Dès le XIIIe siècle, les clercs personnifient la France dans leurs écrits. Du XVIe au XVIIIe siècle, se pose la question de la conciliation entre origines gauloise et franque. C’est la Révolution qui impose les Gaulois contre les Francs. Au XIXe siècle, émerge la figure de Vercingétorix. Ainsi, au début de la IIIe République, « le mythe gaulois donne à la nation une et indivisible son homogénéité raciale et sa cohérence culturelle». La nation une est indivisible ; elle est définie comme essentielle et incréée. Elle se fonde sur une unité qui induit l’exclusion de l’autre désormais défini comme un ennemi, comme le montre la perception de la Révolution comme un bloc. Il y a donc dans l’historiographie du XIXe siècle deux fondements à l’histoire de France : « l’origine immémoriale et la continuité », deux éléments inscrits dans un territoire donné, qui fondent le roman national.

  1. Citron reprend les travaux historiques récents pour proposer un autre enseignement, débarrassé des postulats imposés au XIXe siècle. Il faut, pour elle, abandonner la religion de la chronologie linéaire au profit d’un programme plus universel reposant sur plusieurs échelles de temps. Dans ce sens, elle revient sur la complexité du phénomène historique, soulignant notamment la pluralité de la population française. Elle met en valeur les diversités de territoires et des cultures pour montrer ensuite que le processus de francisation fut complexe, loin de l’uniformité. Ainsi les minorités, comme les juifs ou les protestants sont les grands oubliés d’une histoire finaliste. De même, la vision de la Révolution comme un bloc ne permet pas de comprendre réellement des phénomènes tels que la guerre de Vendée ou le fédéralisme. Ces simplifications illustrent une vision unitaire de la nation qui rejette tout particularisme. Cette pensée dominante, qui ne peut concevoir la France que comme unie et indivisible, a profondément marqué l’histoire politique française.
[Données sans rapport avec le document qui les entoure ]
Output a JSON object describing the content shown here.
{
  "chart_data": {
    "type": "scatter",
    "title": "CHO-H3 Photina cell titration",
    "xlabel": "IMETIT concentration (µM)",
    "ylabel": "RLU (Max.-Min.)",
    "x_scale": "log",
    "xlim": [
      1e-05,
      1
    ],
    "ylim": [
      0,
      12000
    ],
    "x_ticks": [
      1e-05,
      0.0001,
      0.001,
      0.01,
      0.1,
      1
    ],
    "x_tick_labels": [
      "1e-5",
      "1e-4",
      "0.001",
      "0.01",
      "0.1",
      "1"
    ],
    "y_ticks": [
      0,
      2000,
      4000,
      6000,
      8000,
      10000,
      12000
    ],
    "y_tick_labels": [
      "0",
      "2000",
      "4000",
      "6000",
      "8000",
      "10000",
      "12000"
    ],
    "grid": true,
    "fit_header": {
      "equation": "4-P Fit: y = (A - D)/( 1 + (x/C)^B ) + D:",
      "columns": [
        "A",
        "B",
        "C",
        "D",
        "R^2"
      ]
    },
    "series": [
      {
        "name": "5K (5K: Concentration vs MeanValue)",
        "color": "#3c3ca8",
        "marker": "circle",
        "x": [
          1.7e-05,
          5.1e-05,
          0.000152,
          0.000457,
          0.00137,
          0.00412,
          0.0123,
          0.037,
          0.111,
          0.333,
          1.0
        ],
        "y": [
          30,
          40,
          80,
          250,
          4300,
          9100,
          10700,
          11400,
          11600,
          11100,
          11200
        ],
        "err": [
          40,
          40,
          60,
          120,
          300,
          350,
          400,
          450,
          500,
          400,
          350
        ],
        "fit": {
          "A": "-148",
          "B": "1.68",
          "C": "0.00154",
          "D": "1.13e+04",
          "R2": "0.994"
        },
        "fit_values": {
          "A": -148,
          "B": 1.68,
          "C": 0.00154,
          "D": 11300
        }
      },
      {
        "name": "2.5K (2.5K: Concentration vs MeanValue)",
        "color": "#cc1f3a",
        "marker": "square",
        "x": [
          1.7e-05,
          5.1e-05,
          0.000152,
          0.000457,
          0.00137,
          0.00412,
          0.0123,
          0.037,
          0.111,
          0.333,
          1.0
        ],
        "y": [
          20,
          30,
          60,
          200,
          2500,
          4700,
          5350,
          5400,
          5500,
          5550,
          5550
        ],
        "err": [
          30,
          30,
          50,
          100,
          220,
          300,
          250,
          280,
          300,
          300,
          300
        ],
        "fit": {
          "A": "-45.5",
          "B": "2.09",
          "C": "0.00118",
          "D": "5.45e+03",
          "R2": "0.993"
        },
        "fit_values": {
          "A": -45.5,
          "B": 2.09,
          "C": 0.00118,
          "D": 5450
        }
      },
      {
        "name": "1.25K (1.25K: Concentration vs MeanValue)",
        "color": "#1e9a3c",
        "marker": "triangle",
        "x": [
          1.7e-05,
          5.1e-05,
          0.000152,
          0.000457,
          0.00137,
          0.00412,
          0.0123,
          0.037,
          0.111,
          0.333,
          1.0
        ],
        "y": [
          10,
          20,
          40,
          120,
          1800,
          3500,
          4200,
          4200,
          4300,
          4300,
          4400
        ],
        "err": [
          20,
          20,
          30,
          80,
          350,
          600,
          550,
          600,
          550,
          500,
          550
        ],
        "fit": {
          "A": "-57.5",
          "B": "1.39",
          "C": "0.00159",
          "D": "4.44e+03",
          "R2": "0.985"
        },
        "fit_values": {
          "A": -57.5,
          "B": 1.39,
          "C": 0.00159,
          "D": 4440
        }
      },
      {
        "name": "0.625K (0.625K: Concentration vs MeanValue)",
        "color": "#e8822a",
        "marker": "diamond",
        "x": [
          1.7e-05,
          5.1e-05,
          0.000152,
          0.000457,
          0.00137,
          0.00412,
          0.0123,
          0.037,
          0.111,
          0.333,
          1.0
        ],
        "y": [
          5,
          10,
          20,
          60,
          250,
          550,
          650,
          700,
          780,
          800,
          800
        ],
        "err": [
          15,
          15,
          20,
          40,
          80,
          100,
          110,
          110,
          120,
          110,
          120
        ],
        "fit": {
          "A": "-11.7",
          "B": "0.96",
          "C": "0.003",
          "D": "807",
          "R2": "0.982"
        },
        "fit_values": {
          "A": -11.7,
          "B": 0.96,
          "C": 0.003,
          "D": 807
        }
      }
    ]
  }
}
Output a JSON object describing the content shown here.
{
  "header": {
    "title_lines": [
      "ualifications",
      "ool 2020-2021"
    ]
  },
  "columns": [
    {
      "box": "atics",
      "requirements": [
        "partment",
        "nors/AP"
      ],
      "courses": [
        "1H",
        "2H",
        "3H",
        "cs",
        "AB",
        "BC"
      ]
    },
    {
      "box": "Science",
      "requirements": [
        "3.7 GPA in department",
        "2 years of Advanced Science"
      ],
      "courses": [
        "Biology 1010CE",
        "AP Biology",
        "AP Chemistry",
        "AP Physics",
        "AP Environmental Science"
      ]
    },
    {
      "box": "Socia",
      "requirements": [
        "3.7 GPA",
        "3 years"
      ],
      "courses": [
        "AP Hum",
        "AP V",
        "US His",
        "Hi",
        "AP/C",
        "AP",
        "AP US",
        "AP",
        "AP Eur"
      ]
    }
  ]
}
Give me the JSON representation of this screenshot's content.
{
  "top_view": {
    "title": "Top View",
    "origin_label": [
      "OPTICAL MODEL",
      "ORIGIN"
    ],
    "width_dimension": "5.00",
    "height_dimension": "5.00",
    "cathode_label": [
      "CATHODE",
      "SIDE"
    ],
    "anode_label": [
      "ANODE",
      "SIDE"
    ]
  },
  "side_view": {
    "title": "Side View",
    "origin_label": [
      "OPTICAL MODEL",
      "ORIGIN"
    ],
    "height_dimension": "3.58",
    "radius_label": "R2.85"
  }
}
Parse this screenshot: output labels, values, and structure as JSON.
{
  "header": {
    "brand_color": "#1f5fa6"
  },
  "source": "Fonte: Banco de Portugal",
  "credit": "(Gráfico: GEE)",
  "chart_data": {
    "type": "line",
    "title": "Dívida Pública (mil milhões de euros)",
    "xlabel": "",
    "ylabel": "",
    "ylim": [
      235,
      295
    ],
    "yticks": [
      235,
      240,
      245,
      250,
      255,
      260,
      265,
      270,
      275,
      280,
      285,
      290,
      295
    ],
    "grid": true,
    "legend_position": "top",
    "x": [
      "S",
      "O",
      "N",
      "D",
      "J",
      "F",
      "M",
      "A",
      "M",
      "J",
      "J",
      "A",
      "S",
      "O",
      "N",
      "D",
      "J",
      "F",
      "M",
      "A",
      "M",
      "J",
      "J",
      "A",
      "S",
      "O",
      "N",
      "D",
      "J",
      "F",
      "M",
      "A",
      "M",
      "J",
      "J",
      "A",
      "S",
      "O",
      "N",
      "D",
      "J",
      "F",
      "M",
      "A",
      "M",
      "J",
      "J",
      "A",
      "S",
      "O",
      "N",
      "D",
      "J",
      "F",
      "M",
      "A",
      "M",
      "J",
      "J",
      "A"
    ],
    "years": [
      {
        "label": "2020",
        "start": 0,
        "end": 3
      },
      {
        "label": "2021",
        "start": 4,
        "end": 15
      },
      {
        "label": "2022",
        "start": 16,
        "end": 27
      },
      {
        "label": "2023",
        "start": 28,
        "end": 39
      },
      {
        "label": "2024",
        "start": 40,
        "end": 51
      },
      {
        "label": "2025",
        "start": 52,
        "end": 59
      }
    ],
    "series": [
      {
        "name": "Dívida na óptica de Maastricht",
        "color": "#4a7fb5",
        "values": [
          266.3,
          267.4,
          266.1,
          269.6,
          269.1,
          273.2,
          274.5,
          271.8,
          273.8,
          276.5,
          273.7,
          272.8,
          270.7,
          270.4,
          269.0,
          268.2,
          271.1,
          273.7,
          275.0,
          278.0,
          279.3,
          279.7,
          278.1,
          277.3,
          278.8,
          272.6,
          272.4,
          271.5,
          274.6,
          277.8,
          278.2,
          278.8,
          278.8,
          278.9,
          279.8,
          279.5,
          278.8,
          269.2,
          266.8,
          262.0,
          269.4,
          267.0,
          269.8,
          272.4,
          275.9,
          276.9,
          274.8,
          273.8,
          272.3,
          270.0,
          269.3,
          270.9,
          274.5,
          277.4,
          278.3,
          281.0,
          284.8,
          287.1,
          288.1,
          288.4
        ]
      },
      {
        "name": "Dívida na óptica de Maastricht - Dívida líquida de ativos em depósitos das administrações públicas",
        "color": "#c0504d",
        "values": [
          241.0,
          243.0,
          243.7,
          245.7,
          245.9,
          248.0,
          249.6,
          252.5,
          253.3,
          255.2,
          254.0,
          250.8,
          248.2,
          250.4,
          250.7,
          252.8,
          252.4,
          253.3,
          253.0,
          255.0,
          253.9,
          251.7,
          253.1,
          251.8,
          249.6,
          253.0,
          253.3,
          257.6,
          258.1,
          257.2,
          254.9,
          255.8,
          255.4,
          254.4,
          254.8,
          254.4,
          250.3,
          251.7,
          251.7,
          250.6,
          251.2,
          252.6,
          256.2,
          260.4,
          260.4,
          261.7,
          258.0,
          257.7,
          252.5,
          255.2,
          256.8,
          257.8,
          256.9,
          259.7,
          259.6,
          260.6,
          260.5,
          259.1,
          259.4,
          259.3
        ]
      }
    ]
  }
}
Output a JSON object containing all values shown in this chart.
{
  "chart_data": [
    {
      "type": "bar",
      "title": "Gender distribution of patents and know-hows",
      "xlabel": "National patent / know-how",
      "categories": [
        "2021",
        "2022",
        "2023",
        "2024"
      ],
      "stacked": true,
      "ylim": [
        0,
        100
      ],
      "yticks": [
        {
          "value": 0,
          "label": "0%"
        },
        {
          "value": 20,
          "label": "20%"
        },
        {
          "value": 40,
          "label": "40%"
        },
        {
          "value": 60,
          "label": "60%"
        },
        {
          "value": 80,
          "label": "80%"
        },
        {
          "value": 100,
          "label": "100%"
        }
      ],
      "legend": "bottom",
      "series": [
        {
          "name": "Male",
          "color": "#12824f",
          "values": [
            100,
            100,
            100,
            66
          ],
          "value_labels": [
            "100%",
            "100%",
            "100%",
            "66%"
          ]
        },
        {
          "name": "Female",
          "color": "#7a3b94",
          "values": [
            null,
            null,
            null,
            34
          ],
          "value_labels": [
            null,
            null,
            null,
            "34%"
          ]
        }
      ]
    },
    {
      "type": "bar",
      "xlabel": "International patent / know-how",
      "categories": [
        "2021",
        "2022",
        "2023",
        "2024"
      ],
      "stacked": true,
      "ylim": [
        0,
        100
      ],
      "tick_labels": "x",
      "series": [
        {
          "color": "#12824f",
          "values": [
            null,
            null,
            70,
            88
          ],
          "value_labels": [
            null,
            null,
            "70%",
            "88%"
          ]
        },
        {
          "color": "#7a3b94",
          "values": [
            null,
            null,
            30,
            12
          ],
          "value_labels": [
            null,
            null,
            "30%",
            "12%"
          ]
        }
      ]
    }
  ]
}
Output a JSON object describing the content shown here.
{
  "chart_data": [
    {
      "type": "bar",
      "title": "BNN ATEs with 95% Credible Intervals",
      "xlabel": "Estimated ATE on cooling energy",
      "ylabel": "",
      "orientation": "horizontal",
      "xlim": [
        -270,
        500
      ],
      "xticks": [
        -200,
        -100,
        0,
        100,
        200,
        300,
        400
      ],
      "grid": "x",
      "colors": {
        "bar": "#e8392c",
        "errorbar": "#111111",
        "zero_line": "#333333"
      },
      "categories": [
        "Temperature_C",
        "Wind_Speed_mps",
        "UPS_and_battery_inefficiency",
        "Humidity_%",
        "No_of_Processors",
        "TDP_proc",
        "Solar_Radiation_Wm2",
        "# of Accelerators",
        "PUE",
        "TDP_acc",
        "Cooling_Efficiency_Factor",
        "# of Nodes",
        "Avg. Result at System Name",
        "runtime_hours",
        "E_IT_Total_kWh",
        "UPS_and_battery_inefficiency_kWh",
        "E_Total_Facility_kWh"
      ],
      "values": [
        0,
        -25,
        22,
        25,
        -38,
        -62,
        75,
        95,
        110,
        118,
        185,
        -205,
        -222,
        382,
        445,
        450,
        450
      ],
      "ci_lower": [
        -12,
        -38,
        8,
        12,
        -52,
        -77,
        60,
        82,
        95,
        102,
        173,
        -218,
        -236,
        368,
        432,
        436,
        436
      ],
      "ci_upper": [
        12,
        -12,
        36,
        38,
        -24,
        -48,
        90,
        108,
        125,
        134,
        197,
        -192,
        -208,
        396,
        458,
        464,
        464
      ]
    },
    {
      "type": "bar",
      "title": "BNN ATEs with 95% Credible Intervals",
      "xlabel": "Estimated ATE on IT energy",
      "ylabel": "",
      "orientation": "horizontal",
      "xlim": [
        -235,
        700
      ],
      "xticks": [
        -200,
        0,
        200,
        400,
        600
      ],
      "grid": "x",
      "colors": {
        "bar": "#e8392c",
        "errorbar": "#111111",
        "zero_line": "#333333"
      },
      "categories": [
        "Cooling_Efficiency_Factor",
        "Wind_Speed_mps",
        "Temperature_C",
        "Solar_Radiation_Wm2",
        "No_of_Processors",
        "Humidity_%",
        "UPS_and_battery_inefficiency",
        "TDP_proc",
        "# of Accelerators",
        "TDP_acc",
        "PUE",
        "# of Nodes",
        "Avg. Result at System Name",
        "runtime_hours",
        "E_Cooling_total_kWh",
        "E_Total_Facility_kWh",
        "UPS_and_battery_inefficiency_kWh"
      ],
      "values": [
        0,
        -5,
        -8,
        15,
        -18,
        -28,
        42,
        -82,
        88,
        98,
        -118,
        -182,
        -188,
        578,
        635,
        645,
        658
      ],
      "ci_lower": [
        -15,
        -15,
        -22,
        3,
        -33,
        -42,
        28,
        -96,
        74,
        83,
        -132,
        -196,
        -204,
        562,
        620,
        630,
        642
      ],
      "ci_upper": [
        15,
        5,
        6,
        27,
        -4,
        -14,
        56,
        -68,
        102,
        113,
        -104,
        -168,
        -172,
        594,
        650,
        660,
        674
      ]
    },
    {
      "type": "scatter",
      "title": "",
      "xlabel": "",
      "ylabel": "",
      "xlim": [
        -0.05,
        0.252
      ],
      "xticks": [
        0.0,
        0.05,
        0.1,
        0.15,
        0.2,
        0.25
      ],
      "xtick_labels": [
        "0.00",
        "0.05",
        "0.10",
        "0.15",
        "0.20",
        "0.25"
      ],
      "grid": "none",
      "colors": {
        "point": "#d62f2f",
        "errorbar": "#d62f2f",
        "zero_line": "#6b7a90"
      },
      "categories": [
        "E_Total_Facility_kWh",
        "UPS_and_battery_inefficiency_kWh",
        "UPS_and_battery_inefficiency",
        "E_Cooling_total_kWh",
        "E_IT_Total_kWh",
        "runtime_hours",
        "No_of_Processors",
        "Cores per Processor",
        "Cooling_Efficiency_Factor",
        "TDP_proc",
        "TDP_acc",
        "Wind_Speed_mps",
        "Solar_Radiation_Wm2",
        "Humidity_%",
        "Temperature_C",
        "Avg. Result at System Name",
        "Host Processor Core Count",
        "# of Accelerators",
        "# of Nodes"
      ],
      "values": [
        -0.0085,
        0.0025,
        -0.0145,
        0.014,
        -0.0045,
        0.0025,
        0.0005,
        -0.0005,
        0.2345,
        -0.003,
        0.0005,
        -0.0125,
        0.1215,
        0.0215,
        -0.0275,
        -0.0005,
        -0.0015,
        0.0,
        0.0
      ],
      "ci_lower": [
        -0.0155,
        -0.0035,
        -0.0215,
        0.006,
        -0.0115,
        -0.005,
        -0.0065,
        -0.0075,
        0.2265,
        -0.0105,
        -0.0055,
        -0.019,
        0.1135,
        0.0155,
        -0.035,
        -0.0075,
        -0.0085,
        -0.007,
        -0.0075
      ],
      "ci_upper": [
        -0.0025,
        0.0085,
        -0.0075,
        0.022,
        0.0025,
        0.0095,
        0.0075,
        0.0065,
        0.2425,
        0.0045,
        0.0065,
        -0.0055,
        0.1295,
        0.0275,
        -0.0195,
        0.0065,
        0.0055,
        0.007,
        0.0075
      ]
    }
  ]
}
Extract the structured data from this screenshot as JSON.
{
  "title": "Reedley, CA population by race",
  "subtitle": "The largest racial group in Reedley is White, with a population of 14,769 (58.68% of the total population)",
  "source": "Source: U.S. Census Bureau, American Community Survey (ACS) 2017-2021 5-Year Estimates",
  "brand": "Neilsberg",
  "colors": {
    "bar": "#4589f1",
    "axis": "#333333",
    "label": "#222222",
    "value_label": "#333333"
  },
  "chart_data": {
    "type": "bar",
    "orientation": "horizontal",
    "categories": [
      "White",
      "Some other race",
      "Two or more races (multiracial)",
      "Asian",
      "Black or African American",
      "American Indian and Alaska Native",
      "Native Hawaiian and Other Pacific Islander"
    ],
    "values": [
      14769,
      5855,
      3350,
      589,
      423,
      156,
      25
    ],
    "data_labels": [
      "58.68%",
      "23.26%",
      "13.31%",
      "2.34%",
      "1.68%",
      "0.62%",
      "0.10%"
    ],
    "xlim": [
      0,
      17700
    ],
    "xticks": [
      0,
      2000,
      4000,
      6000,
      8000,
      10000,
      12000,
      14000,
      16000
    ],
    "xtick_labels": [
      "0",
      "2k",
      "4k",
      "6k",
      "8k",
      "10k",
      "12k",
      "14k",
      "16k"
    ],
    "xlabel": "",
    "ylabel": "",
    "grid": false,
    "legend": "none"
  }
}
Ce processus s’accompagne d’une sacralisation du territoire français qui s’exprime dans les manuels jusque dans les années 1950 à travers la glorification des conquêtes et de l’œuvre coloniale. A la fin du XIXe, l’histoire et la géographie servent à diffuser cette conception de la patrie incarnée par des mythes et des héros. La conception d’une France indivisible et unitaire fondée sur un seul passé et une seule culture conduit aussi la République, au nom de la raison d’Etat à taire certains événements ou à les minimiser. Plusieurs exemples illustrent cette attitude : la question du rôle des institutions dans l’Affaire Dreyfus, l’occultation pendant longtemps du rôle réel de la collaboration sous le régime de Vichy ou bien le refoulement de la guerre d’Algérie.

Aujourd’hui, cette approche sacralisée de l’histoire de France produit des conflits de mémoire dans la mesure où des questions comme la colonisation ou celle des minorités ne sont pas abordées dans une vision dépassionnée. Elle constitue un des symptômes des difficultés de la société française dans la mesure où elles ont pour origine « une crise de l’imaginaire historique et de la vision de la chose publique ». La construction des mythes engendre aussi les conflits !

[1] Citron, Suzanne, Le mythe national : L’histoire de France revisitée, Editions de l’Atelier, 2008.